Partner Accounts
The only major issue I see with this, ( and im sure anet will from a support feature ) is imagine you have b/f – g/f and linked accounts, they split up, one raids the entire account and sells/sends stuff off, or someone sells something they shouldn’t etc etc, support would get hounded with requests for rolls backs etc, it would be a nightmare.
People divorce or two people stop being friends. They then fight over the account and who owns what. Someone gets drunk and trashes the account (it was funny/a good idea at the time). Someone spends gold for the Legendary they always wanted and the other objects. Someone else spends some or all of the accumulated laurels, karma or dungeon tokens on themselves.
Amazingly enough, support doesn’t want to take the time to untangle all this. They feel they have enough to do.
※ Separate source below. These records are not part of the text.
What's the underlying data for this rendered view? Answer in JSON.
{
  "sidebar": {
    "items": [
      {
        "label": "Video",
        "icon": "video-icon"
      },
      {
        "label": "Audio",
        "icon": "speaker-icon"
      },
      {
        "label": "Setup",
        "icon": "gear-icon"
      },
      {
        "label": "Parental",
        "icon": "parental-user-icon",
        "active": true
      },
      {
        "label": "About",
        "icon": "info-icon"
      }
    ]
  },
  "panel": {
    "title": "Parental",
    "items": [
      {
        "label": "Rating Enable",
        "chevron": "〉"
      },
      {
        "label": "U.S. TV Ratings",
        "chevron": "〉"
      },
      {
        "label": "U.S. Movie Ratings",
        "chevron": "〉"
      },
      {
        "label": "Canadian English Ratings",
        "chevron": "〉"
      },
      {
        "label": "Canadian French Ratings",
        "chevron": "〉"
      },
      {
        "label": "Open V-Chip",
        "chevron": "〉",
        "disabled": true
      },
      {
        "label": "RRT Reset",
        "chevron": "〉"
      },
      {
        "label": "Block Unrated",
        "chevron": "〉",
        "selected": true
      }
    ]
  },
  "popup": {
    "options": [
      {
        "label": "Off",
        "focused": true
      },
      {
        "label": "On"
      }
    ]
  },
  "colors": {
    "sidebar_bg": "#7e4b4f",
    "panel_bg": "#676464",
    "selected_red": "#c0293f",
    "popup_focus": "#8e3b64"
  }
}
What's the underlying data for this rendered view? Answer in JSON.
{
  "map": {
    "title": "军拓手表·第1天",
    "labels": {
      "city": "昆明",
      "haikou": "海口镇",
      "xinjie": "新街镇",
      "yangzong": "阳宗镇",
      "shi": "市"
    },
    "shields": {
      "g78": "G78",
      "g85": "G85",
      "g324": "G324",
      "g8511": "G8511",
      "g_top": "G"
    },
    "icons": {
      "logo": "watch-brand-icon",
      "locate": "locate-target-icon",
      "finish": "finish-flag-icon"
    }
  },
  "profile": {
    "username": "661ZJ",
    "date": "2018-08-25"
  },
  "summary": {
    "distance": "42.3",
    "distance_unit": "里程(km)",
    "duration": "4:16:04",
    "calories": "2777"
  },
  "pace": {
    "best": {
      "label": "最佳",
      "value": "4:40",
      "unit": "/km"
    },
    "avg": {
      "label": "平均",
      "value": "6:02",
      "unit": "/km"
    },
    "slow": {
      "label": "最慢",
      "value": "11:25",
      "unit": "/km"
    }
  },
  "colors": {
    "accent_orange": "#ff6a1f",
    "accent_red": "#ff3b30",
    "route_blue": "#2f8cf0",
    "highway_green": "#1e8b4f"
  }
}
Sooner or later, sharing one account leads to problems. No way around it.
People divorce
If I’m getting divorced, I think my GW2 account would be pretty low on the priority list. Somewhere after “the house” and before “the kids”, I guess…
To avoid a support overload, they could simply have a “we are not responsible for your poor judgement”-disclaimer. Such system wouldn’t be forced upon the players and you can choose who to trust with your shineys. If you trusted a kitten instead of a puppy…learn from your mistake instead of crying to support to fix it for you.
PS: I think it should go more like this: 1st partnership – free or 100-500 gems. Then doubling the fee every time(it can be equally split by the 2 accounts, maybe 2 pieces that get forged into a insert fancy item here through a quest). Breaking the partnership should be free(in case you made a poor choice for it and you did have your account raided, you should be able to break the connection and recover instead of being doomed to a lifetime of getting destroyed).
On a side-note: You can also help your spouse with it. Craft the fancy stuff(the one above the daily item), do bosses with her, jumping puzzles or wvwvw. Play together instead of just crafting it(kind of sounds like you wanna blow your significant other off)…
My spouse hates dying, I simply hope to allow her a maximum chance to survive. Her favorite games are mostly solo and she feels a real gut level failure if she is with me and falls and then I drop too. Working on it.
I stated things badly. When I say freely share account bound items I should say freely trade account bound items via email. NO shared banks or inventory.
While unfriendly splits could occur, it would be inherent in the agreement and understood by both parties that anything given to a partner is theirs, unconditionally, unless they elect to return it. The leverage to see goods returned, if that is an issue at severance, is that the Partnership cannot be severed except by mutual consent and payment of the severance fee. Neither partner could ever have a different partner unless they both consent.
This still leaves the possibility of someone simply quitting, and leaving the other partner trapped and possibly out major assets. The support answer to that is you knew up front that this could happen. In a year and a day, if your existing partner does not log on you may sever without their consent. (If that seems too long pick an interval to impose.) However, unfriendly splits may be an insurmountable obstacle. Having been married 25 years and having gotten over tantrums 45+ years ago I just did not really think that part through.
I see a lot of problems and possible solutions, meanwhile the gain on implementing such a system would be minimal.
Just look at how long the LFG tool took, this is all easy on paper, in reality you need a lot of working hours to implement.
Right now you can create your own guild and have only 2 people there to share stuff like mats and gold for example, apart from sharing account bound items, you can do most of the stuff you’d want from a partner system like this, and you can do it right now for free.